In the process, they often suffer terrible, violent hallucinations in which captivity, torture, and profoundly brutal, bloodthirsty opponents loom large. My take on it is that those hallucinations represent their minds’ interpretation of the hostage-like situation in which they find themselves, a situation in which they are physically and mentally almost paralyzed.
People in intensive care may be “receiving doses of sedatives, narcotics and anesthetics high enough to make even healthy people stop breathing on their own.” (Gina Kolata, see 22 Jun for attribution.) One doctor wondered whether the sedatives keeping patients comfortable might actually be making them worse. He “tried an experiment, waking patients briefly every day by turning off their infusion of sedatives. Not everyone approved. ‘People were concerned about waking patients every day, that that might put patients in a state of fear and dread and anxiety,’ he said. But, he added, ‘we found, to the contrary, that patients actually did better’ and even had a significantly lower rate of post-traumatic stress disorder.” (Kolata, as above.)
Note the assumption on the part of most care providers that people can simply be drugged into oblivion. It doesn’t work. Their minds don’t turn off. They struggle valiantly to escape the captivity — and they break.
June 18, 2010
June 11, 2010
“In our survey, 41 percent of respondents reported that they had not asked questions or told their doctor about medical problems, because the doctor seemed rushed or they were unsure about how to talk to him or her.”
From the Health Affairs study referenced on June 07, below.
It’s a challenge to get good results from health care without telling the doctor what your problems are, and without asking questions. Imagine trying to buy a house without telling the real estate agent what you need and without asking any questions about the houses she suggests. It’s a similar issue in health care.
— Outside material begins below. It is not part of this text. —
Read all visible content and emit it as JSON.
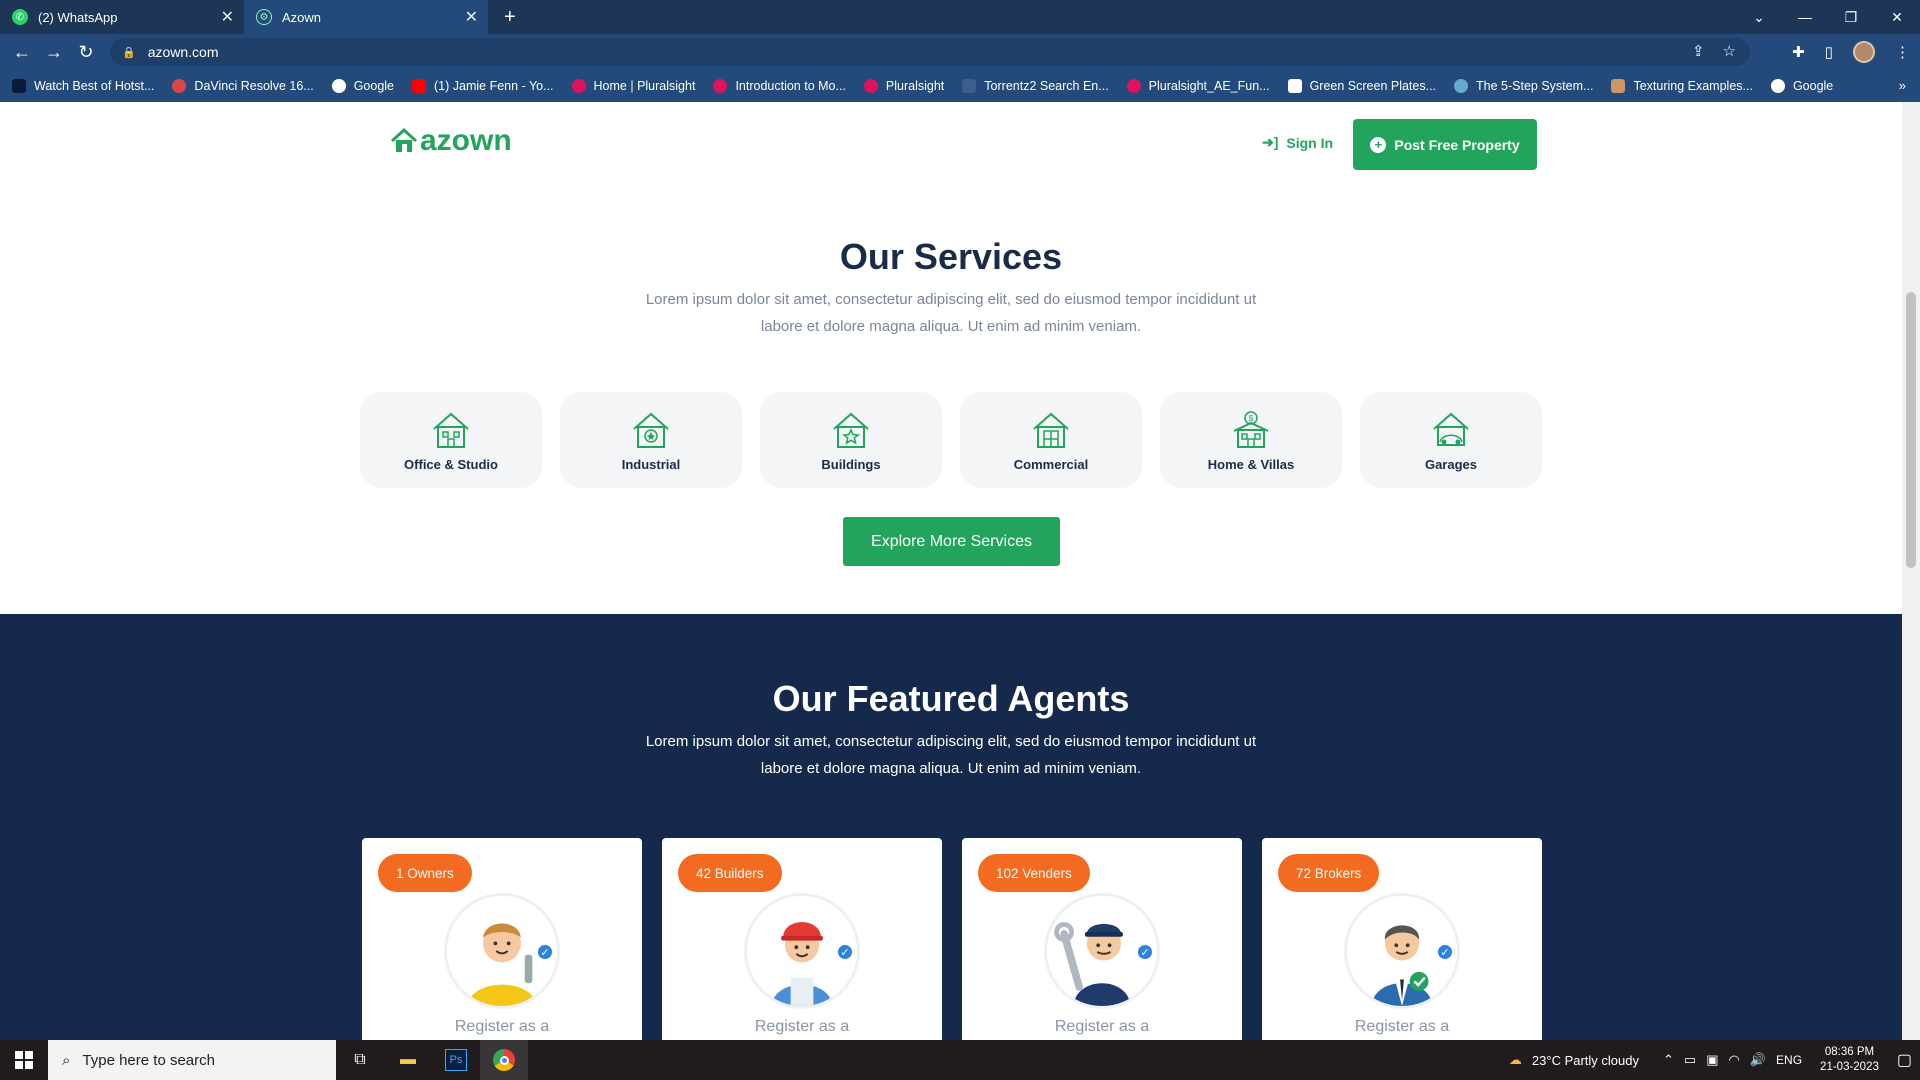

Unlike Santa Claus, who may be expected to mysteriously divine what a child’s wants and needs are, doctors depend on you to tell them what your biggest problems are and to work with them to address your needs.
June 4, 2010
|Nearly ten million women every year are tested for cancer of the cervix when they don’t have a cervix. These women get Pap smears after they have had their cervixes completely removed “for reasons other than cancer.”
“Dr. Brenda E. Sirovich, a research associate at the Outcomes Group at the Veterans Affairs Medical Center in White River Junction, Vt., and the study’s lead author said . . . ‘These women are being screened for cancer in an organ that they don’t have.”’ Gina Kolata, “10 Million Women Who Lack a Cervix Still Get Pap Tests,” New York Times, 23 June 2004.
No reputable organization recommends Pap smears under these circumstances.
May 28, 2010
|Don Berwick, eminent Harvard-trained physician, has told stories about the high volume of medical errors, medication errors, fragmented care, and other grave problems in health care delivery that have caused grievous harm — in his own family: stories about the care received by his father, by his wife, and by Dr. Berwick himself. No one is exempt; big changes are needed throughout the health care system for health care to enable people to lead the lives they want.|
May 21, 2010
|“When patients feel they might be having an adverse drug effect, doctors will very often dismiss their concerns. . . . Physicians seem to commonly dismiss the possibility of a connection . . . even for the best-reported adverse effects of the most widely prescribed class of drugs.”
Anne Harding, “Docs Often Write Off Patient Side Effect Concerns,” Reuters Health, 28 August 2007.